Шурик попытался освободиться. У него не получилось. Наблюдая за его потугами, Смирнов почувствовал себя не в своей тарелке. Но деваться было некуда. И он решил заговорить себя.
– Ну, уж извини за натурализм, – вздохнул он. – Ты помнишь, что с моей любимой женщиной сделал? Помнишь, конечно... И я должен тебя за это мучительным образом убить, хотя, скажу честно: сам процесс убиения, не смерть, а именно процесс убиения, будет мне чрезвычайно неприятен. Понимаешь, я интеллигент, интеллигентишка вшивый в четвертом поколении, и мне уважение к человеческой жизни и достоинству прививали с молодых ногтей. Короче, мне противно будет тебя пытать, очень противно... Но я человек философски грамотный, и потому смогу придумать, как это сделать качественно и без идеологических колебаний. Точнее, я уже придумал. Я придумал, что эта моя однокомнатная квартира есть Ад, а ты есть великий грешник.
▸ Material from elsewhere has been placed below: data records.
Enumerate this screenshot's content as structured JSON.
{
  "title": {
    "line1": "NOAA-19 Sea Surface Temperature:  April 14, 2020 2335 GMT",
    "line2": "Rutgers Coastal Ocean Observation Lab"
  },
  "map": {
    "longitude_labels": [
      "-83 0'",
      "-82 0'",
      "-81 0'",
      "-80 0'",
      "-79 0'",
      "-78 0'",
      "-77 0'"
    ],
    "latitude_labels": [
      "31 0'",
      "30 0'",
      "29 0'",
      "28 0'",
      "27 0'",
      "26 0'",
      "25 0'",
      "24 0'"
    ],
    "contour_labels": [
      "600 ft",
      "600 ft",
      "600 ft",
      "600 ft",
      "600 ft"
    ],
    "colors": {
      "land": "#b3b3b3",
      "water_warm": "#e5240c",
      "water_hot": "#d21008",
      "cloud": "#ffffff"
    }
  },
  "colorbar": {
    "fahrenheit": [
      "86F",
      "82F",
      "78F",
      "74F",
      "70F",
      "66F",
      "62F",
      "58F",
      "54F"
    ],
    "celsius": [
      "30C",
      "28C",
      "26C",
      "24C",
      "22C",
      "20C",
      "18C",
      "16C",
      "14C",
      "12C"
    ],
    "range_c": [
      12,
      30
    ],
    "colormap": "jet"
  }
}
А я в ней – всего лишь черт, подневольный исполнитель Божьей Воли, палач короче. Ты знаешь, умные люди говорят, что все проблемы имеют семантические корни. Я понимаю это так: если обрисовать проблему другими словами, то она, скорее всего, исчезнет. Вот и с нашей проблемой так. Если я назову себя интеллигентом, то, конечно, мне придется бежать на кухню за аптечкой, чтобы смазать твои колени, которые ты успел ободрать об этот жесткий и давно нечищеный ковер. А если я назову себя подневольным служителем Ада, то побегу туда же за паяльником, побегу, чтобы сделать тебе очень больно...
Бандит беззвучно завалился на бок. Смирнов обеспокоился, и, подойдя к пленнику, склонился над ним:
– Ты что, умер, что ли? Вот подлец!
Шурик не умер, он от страха потерял сознание. Или сделал вид, что потерял.
– Вот дела! – покачал головой Смирнов, освидетельствовав пленника и обнаружив, что он действительно лишился чувств, то есть на тумаки и щипки не реагирует. – Правду говорят, что чем гаже негодяй, тем слабее у него коленки. Нет, не верю, что такой здоровый мужик свалился в обморок об одного упоминания о паяльнике. Просто разжалобить хочет... Вот, мол, какой я нежный. Ну, погоди, сейчас я тебя растормошу!
Спустя некоторое время Шурик был приведен в чувство при помощи нашатырного спирта и пары более чем ощутимых ударов по ребрам. Вернув его в прежнее положение, Смирнов пошел на кухню за пивом.
Ситуация его занимала. Всю сознательную жизнь он по капле выдавливал из себя тупость, жестокость, бессовестность, а они не уходили, наоборот, становясь, время от времени, на ноги, загоняли его в угол. 'Если звезды есть на небе, значит это кому-то нужно, – думал он, застыв в прострации перед раскрытым холодильником. – Значит, коли есть на свете тупость, жестокость и бессовестность, то они нужны людям? Они – не что иное, как продукт естественного отбора? И если они есть во мне, значит, они нужны мне? Мне и обществу, в котором я существую? И я живу в нищете только потому, что не использую их так, как надо, так, как используют другие? Те, которые добиваются успеха? Так может, использовать этот шанс и попытаться стать другим? То есть самим собой?
Вернувшись в комнату, Евгений Александрович, попил пива, поглядывая на пленника. Покончив с бутылкой 'Останкинского', сделал свирепое лицо и начал допрос.
– Кто тебе заказал Юлию? – спросил он, ощутимо ткнув пленника носком ботинка в бок.
– Никто мне ничего не заказывал... – просипел тот. – Я же говорил, что случайно попал в твою квартиру.